|
Аннотация В статье анализируется социокультурный контекст современной России, который во многом определяет направленность и приоритеты в работе психолога-консультанта. Процессы, происходящие в России, анализируются с опорой на понятие «культурная травма». Выделены ее признаки и сферы, которые затронуты культурной травмой (демографическая, социальная, социально-психологическая, личностная). Названы характеристики культурной травмы — глубина, радикальность и всесторонность происходящего; происходящее воспринимается как неподвластное влиянию личности.
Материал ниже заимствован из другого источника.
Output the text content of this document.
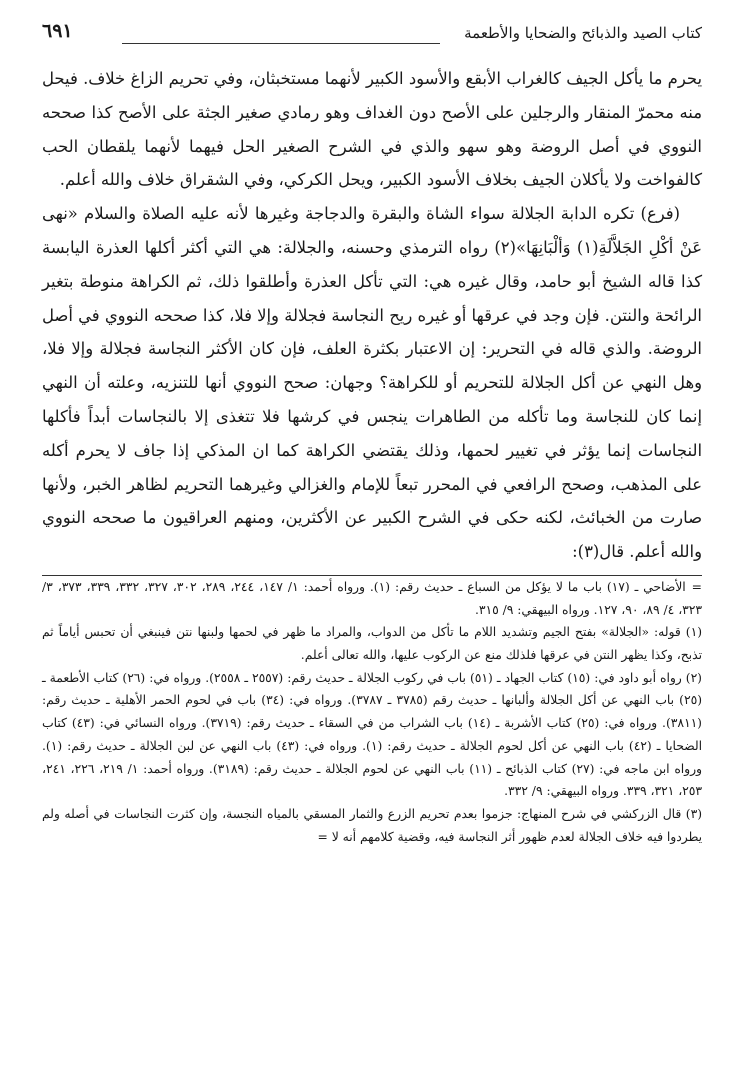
كتاب الصيد والذبائح والضحايا والأطعمة
٦٩١

يحرم ما يأكل الجيف كالغراب الأبقع والأسود الكبير لأنهما مستخبثان، وفي تحريم الزاغ خلاف. فيحل منه محمرّ المنقار والرجلين على الأصح دون الغداف وهو رمادي صغير الجثة على الأصح كذا صححه النووي في أصل الروضة وهو سهو والذي في الشرح الصغير الحل فيهما لأنهما يلقطان الحب كالفواخت ولا يأكلان الجيف بخلاف الأسود الكبير، ويحل الكركي، وفي الشقراق خلاف والله أعلم.

(فرع) تكره الدابة الجلالة سواء الشاة والبقرة والدجاجة وغيرها لأنه عليه الصلاة والسلام «نهى عَنْ أكْلِ الجَلاَّلَةِ(١) وَألْبَانِهَا»(٢) رواه الترمذي وحسنه، والجلالة: هي التي أكثر أكلها العذرة اليابسة كذا قاله الشيخ أبو حامد، وقال غيره هي: التي تأكل العذرة وأطلقوا ذلك، ثم الكراهة منوطة بتغير الرائحة والنتن. فإن وجد في عرقها أو غيره ريح النجاسة فجلالة وإلا فلا، كذا صححه النووي في أصل الروضة. والذي قاله في التحرير: إن الاعتبار بكثرة العلف، فإن كان الأكثر النجاسة فجلالة وإلا فلا، وهل النهي عن أكل الجلالة للتحريم أو للكراهة؟ وجهان: صحح النووي أنها للتنزيه، وعلته أن النهي إنما كان للنجاسة وما تأكله من الطاهرات ينجس في كرشها فلا تتغذى إلا بالنجاسات أبداً فأكلها النجاسات إنما يؤثر في تغيير لحمها، وذلك يقتضي الكراهة كما ان المذكي إذا جاف لا يحرم أكله على المذهب، وصحح الرافعي في المحرر تبعاً للإمام والغزالي وغيرهما التحريم لظاهر الخبر، ولأنها صارت من الخبائث، لكنه حكى في الشرح الكبير عن الأكثرين، ومنهم العراقيون ما صححه النووي والله أعلم. قال(٣):

=الأضاحي ـ (١٧) باب ما لا يؤكل من السباع ـ حديث رقم: (١). ورواه أحمد: ١/ ١٤٧، ٢٤٤، ٢٨٩، ٣٠٢، ٣٢٧، ٣٣٢، ٣٣٩، ٣٧٣، ٣/ ٣٢٣، ٤/ ٨٩، ٩٠، ١٢٧. ورواه البيهقي: ٩/ ٣١٥.

(١) قوله: «الجلالة» بفتح الجيم وتشديد اللام ما تأكل من الدواب، والمراد ما ظهر في لحمها ولبنها نتن فينبغي أن تحبس أياماً ثم تذبح، وكذا يظهر النتن في عرقها فلذلك منع عن الركوب عليها، والله تعالى أعلم.

(٢) رواه أبو داود في: (١٥) كتاب الجهاد ـ (٥١) باب في ركوب الجلالة ـ حديث رقم: (٢٥٥٧ ـ ٢٥٥٨). ورواه في: (٢٦) كتاب الأطعمة ـ (٢٥) باب النهي عن أكل الجلالة وألبانها ـ حديث رقم (٣٧٨٥ ـ ٣٧٨٧). ورواه في: (٣٤) باب في لحوم الحمر الأهلية ـ حديث رقم: (٣٨١١). ورواه في: (٢٥) كتاب الأشربة ـ (١٤) باب الشراب من في السقاء ـ حديث رقم: (٣٧١٩). ورواه النسائي في: (٤٣) كتاب الضحايا ـ (٤٢) باب النهي عن أكل لحوم الجلالة ـ حديث رقم: (١). ورواه في: (٤٣) باب النهي عن لبن الجلالة ـ حديث رقم: (١). ورواه ابن ماجه في: (٢٧) كتاب الذبائح ـ (١١) باب النهي عن لحوم الجلالة ـ حديث رقم: (٣١٨٩). ورواه أحمد: ١/ ٢١٩، ٢٢٦، ٢٤١، ٢٥٣، ٣٢١، ٣٣٩. ورواه البيهقي: ٩/ ٣٣٢.

(٣) قال الزركشي في شرح المنهاج: جزموا بعدم تحريم الزرع والثمار المسقي بالمياه النجسة، وإن كثرت النجاسات في أصله ولم يطردوا فيه خلاف الجلالة لعدم ظهور أثر النجاسة فيه، وقضية كلامهم أنه لا =
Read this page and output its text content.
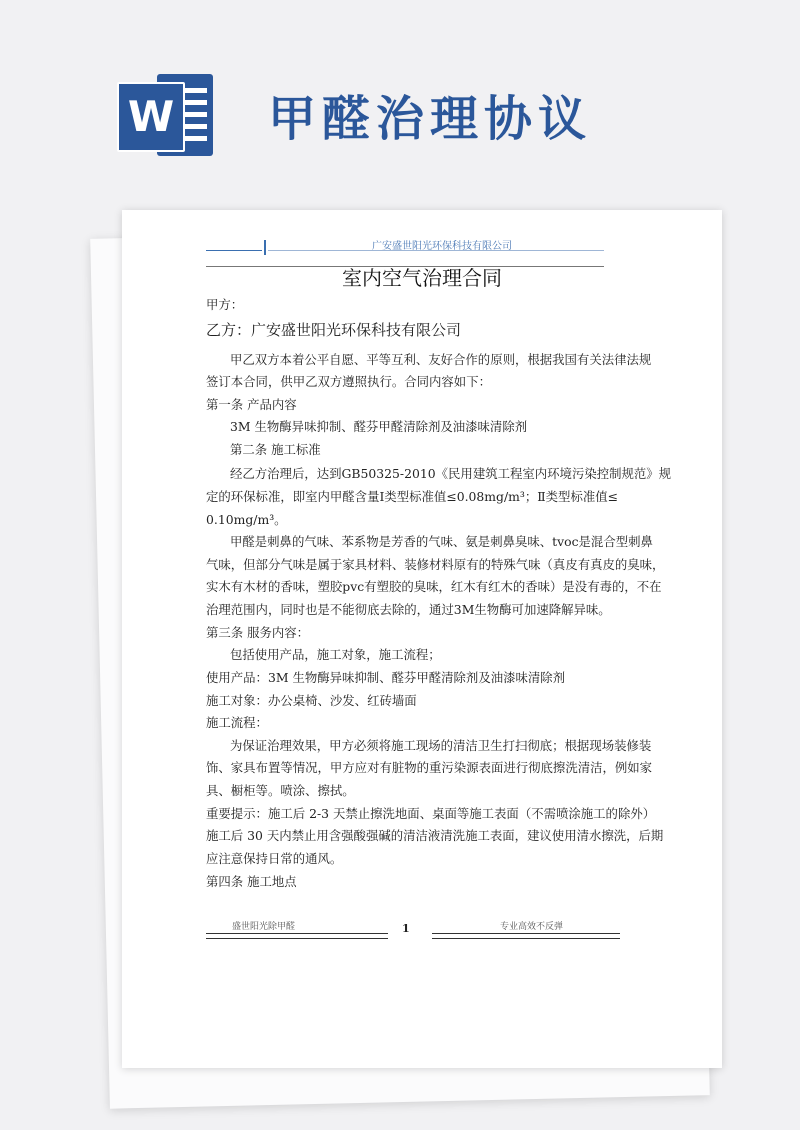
W 甲醛治理协议
广安盛世阳光环保科技有限公司
室内空气治理合同
甲方：
乙方：广安盛世阳光环保科技有限公司
甲乙双方本着公平自愿、平等互利、友好合作的原则，根据我国有关法律法规
签订本合同，供甲乙双方遵照执行。合同内容如下：
第一条 产品内容
3M 生物酶异味抑制、醛芬甲醛清除剂及油漆味清除剂
第二条 施工标准
经乙方治理后，达到GB50325-2010《民用建筑工程室内环境污染控制规范》规
定的环保标准，即室内甲醛含量Ⅰ类型标准值≤0.08mg/m³；Ⅱ类型标准值≤
0.10mg/m³。
甲醛是刺鼻的气味、苯系物是芳香的气味、氨是刺鼻臭味、tvoc是混合型刺鼻
气味，但部分气味是属于家具材料、装修材料原有的特殊气味（真皮有真皮的臭味，
实木有木材的香味，塑胶pvc有塑胶的臭味，红木有红木的香味）是没有毒的，不在
治理范围内，同时也是不能彻底去除的，通过3M生物酶可加速降解异味。
第三条 服务内容：
包括使用产品，施工对象，施工流程；
使用产品：3M 生物酶异味抑制、醛芬甲醛清除剂及油漆味清除剂
施工对象：办公桌椅、沙发、红砖墙面
施工流程：
为保证治理效果，甲方必须将施工现场的清洁卫生打扫彻底；根据现场装修装
饰、家具布置等情况，甲方应对有脏物的重污染源表面进行彻底擦洗清洁，例如家
具、橱柜等。喷涂、擦拭。
重要提示：施工后 2-3 天禁止擦洗地面、桌面等施工表面（不需喷涂施工的除外）
施工后 30 天内禁止用含强酸强碱的清洁液清洗施工表面，建议使用清水擦洗，后期
应注意保持日常的通风。
第四条 施工地点
盛世阳光除甲醛	1	专业高效不反弹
Показано, что именно сфера культурных изменений является наиболее травмогенной. Согласно исследованиям Е.Т. Соколовой описаны пять типов переживаний, связанных с высокой степенью неопределенности происходящего в России. В статье обоснована необходимость усиления социально-психологической направленности в работе психолога-консультанта, при которой в центре внимания находятся не только индивидуально психологические ресурсы личности, но и социальные процессы, малые и большие группы. Приведены примеры из опыта работы Центра корпоративного обучения и консультирования ЯрГУ им. П.Г. Демидова (образовательная и просветительская деятельность психологов-консультантов, социальная поддержка и формирование субкультур, социальная терапия как создание и управление событиями). Ключевые слова: Россия; кризис общества; личность; культурная травма; переживание травмы; консультативная психология.
Ссылка для цитирования размещена в конце публикации.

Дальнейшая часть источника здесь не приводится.